Nunca he entendido bien el proceso de la canonización, si es que hay alguien que lo entienda. A San Josemaría Escrivá de Balaguer, por ejemplo, lo hicieron santo gracias a una supuesta curación milagrosa de un traumatólogo que además era fan suyo. Conozco unos cuantos casos de curaciones inexplicables y espontáneas que no tienen nada que envidiarle a la de San Josemaría, por no hablar de la labor de unos cuantos médicos y sanitarios cuya abnegación y humildad a lo mejor no son dignas de un certificado oficial de milagro pero sí del calificativo de prodigio. Lo que pasa, también hay que reconocerlo, es que a Josemaría lo llevaron a los altares principalmente por el milagro de la multiplicación de las pesetas.
Ayer domingo el Papa Francisco beatificó a Juan Pablo I, el pontífice más breve de los últimos tiempos, una ceremonia que es el primer paso hacia su santidad. Tampoco entiendo muy bien en qué se basa esta decisión, aparte de que Albino Luciani, al parecer, era muy buena persona. El pobre hombre no tuvo tiempo casi ni de estrenarse en el cargo: estuvo apenas 33 días en la silla de Pedro, un número cristiano redondo, y su muerte fue tan repentina, extraña y sospechosa que a día de hoy todavía no se sabe muy bien qué demonios ocurrió. Mientras que la tesis oficial es que falleció de un ataque al corazón, su médico personal aseguró que gozaba de una salud perfecta hasta el momento en que lo encontraron fiambre.
La hipótesis del envenenamiento de Juan Pablo I nunca se pudo probar ante la imposibilidad de hacerle la autopsia al cadáver, pero parece respaldada por las reformas e iniciativas que el recién elegido pretendía llevar a cabo, principalmente la tarea de esclarecer ciertos escándalos de las finanzas vaticanas. En su día se habló de una conjura que implicaba al "banquero de Dios", el arzobispo Paul Marcinkus, director de la Banca Vaticana; al secretario de Estado de la Santa Sede, el cardenal Jean-Marie Villot, y al director del Banco Ambrosiano, Roberto Calvi. Pero al final no se pudo probar nada: Luciani probablemente había muerto de milagro.

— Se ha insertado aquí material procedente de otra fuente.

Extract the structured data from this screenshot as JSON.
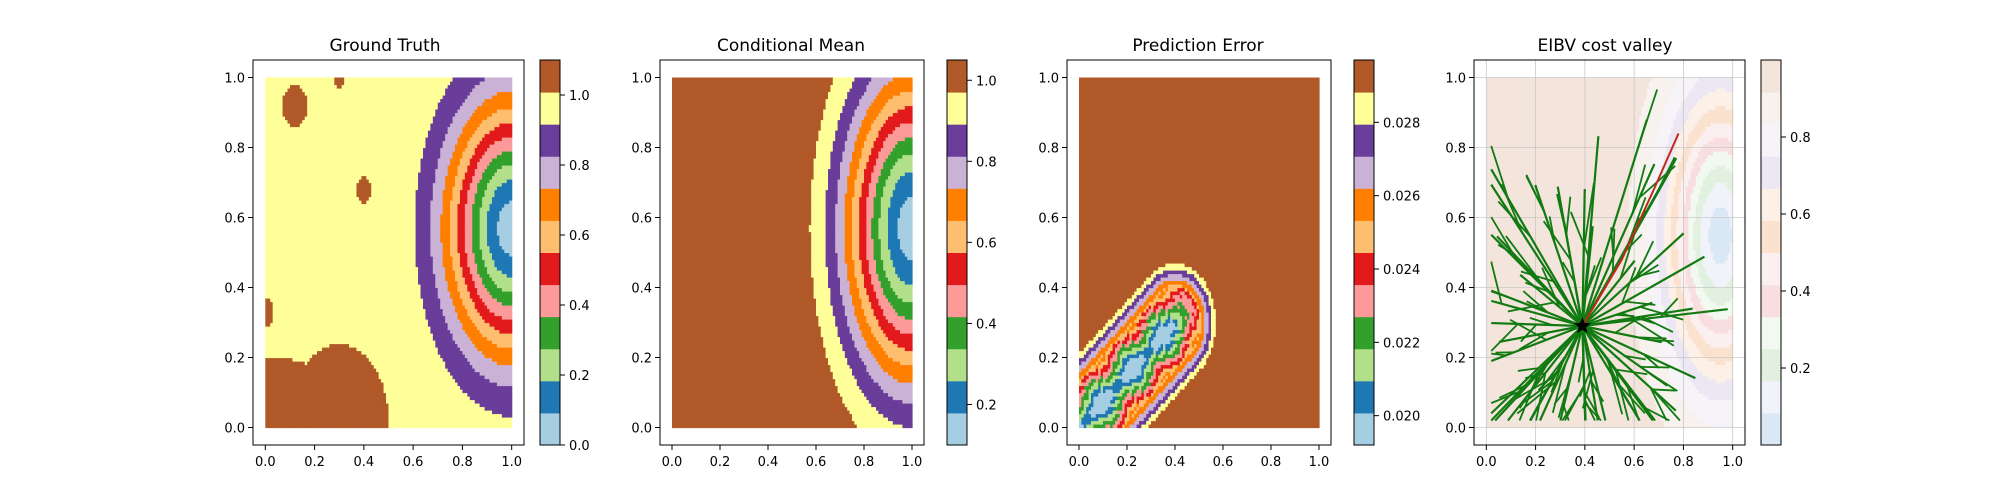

También se rumoreó que altas instancias de la mafia estaban implicadas en el asesinato, un rumor con el que años después Francis Ford Coppola levantó la viga maestra de El Padrino III, una película que, sin volar a la altura de sus predecesoras, cerró la trilogía con un epílogo majestuoso entre los acordes de Cavalleria rusticana. Entre otros detalles, Coppola no se cortó un pelo a la hora de retratar en la película el ahorcamiento del banquero Roberto Calvi, cuyo cadáver apareció poco después de la muerte del Papa balanceándose bajo los arcos de un puente londinense. Resulta también de lo más misterioso que ni un solo representante del Vaticano protestara siquiera un poquito ante la hostia consagrada que presentaba la película.
Para mí, sin embargo, lo más incomprensible del proceso de canonización de Juan Pablo I es que anteriormente ya hicieron santo a su sucesor, Juan Pablo II. En mucho aspectos Wojtyla fue algo así como la antimateria de Luciani: un pontífice que amparó al arzobispo Marcinkus de la persecución de la Justicia italiana, anuló la mayoría de los avances del Concilio Vaticano II, condenó los métodos anticonceptivos y promovió organizaciones religiosas de ultraderecha como el Opus Dei, los Kikos o los Legionarios de Cristo. No se sabe muy bien qué milagro hizo Juan Pablo I aparte de morirse tan de repente, pero si uno lee atentamente Poderes terrenales, la inmensa novela de Anthony Burgess que comienza con la investigación de un supuesto milagro realizado por un Papa imaginario, comprenderá que en verdad los caminos del Señor son inescrutables.